Zechariah’s Prophecy

About 500 years before Jesus was born, “the word of the Lord came to the prophet Zechariah” (Zch 1:1). Zechariah’s primary message was a call to repentance: “Return to me, says the Lord of hosts, and I will return to you, says the Lord of hosts” (Zch 1:4). Zechariah called the people to repentance and also prophesied of a future time when the Messiah (coming king) will appear. Zechariah 9:9 says:

Rejoice greatly, O Daughter of Zion! Shout aloud, O Daughter of Jerusalem behold, your king is coming to you; righteous and having salvation is He, humble and mounted on a donkey, on a colt, the foal of a donkey.

Jesus demonstrated to the people that Zechariah’s prophecy was about Him. Jesus, by riding on a colt instead of walking, demonstrated to the Jews, especially those who know the Scriptures, that He is their King.

Hosanna!

There is great significance in Jesus riding into Jerusalem on a colt. Zechariah had prophesied that this coming king shall “speak peace to the nations” (Zch 9:10). The Lord of hosts says He Himself will “set your prisoners free” (Zch 9:11), “protect them” (Zch 9:15), and “save them” (Zch 9:16).

The people began to “spread their cloaks on the road, and others spread leafy branches that they had cut from the fields” (v. 8). Mark writes, “And those who went before and those who followed were shouting, “Hosanna! Blessed is he who comes in the name of the Lord! Blessed is the coming kingdom of our father David! Hosanna in the highest!” (9-10). The people understood that Jesus was claiming to be the coming king, the Messiah. When they spread their cloaks and leafy branches on the road before Him they were acknowledging His kingdom and submitting themselves to His rule. When they shouted “Hosanna” they were literally saying, “Save us please!”. Their blessing was recognition of who He was and what He is doing.

What’s Happening?

I wish I were able to tell you that they all lived happily ever after; but I can’t. A few days after Jesus’ triumphal entry into Jerusalem on a colt is His horrific exit from Jerusalem with a cross. The question we must ask ourselves is: “What happened?” How did the crowd go from shouting “Hosanna!” (Matt 21:9) to “Crucify Him!” (Matt 27:23) in just a few days? The crowd was shouting “Hosanna!” because they recently saw and heard about Jesus raising Lazarus from the dead. The crowd gathered to see Jesus and Lazarus. When they heard Jesus was coming to Jerusalem, they took branches of palm trees and shouted “Hosanna! Blessed is he who comes in the name of the Lord, even the King of Israel!” But just a few chapters later we learn that the angry crowd called for the release of a criminal and shouted that Jesus be crucified.

What did the Crowd think was Happening?

The crowd wanted Jesus to become King (John 6:15).
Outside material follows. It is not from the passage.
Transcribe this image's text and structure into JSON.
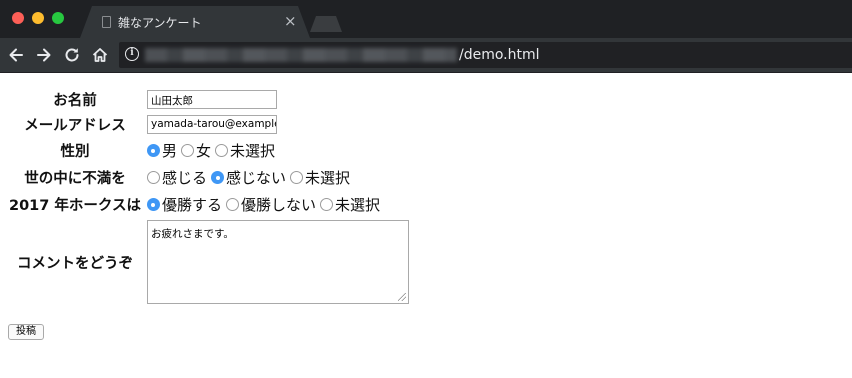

They wanted Him to fulfill Isaiah 61:1-2 (see Luke 4:14-19) their way. Specifically, they wanted Him to:

  • Proclaim good news to the poor (those who lack money)
  • Proclaim liberty (to those who were held captive in Roman prisons)
  • Proclaim recovery of (physical) sight to those who are blind
  • Proclaim liberty to those who are oppressed (by Rome)
  • They wanted the year of the Lord’s favor to be Jesus sitting in Jerusalem on David’s throne having defeated Rome.

What was Really Happening?

Jesus was not going into Jerusalem to sit on a throne, but to the cross to make an atoning sacrifice for sins. Jesus fulfilled Isaiah 61:1-2 but not as the Jews thought. Jesus:

  • Proclaimed good news to the poor (in Spirit)
  • Proclaimed liberty (to those who were held captive to sin)
  • Proclaimed recovery of (spiritual) sight to those who are blind (cannot see their sin)
  • Proclaimed liberty to those who are (spiritually) oppressed (by Satan)
  • Proclaimed the year of the Lord’s favor in the forgiveness of sins and receiving of mercy and grace.

Make time this week to read the Gospel accounts of what happened regarding Jesus’ crucifixion and resurrection. You will find them in Matthew 26-28, Mark 14-16, Luke 22-24, and John 18-21. As you read these passages, reflect on the great love of God manifested in Jesus as He died to remove our sin guilt and to restore us into a right relationship with the Father. Praise His name!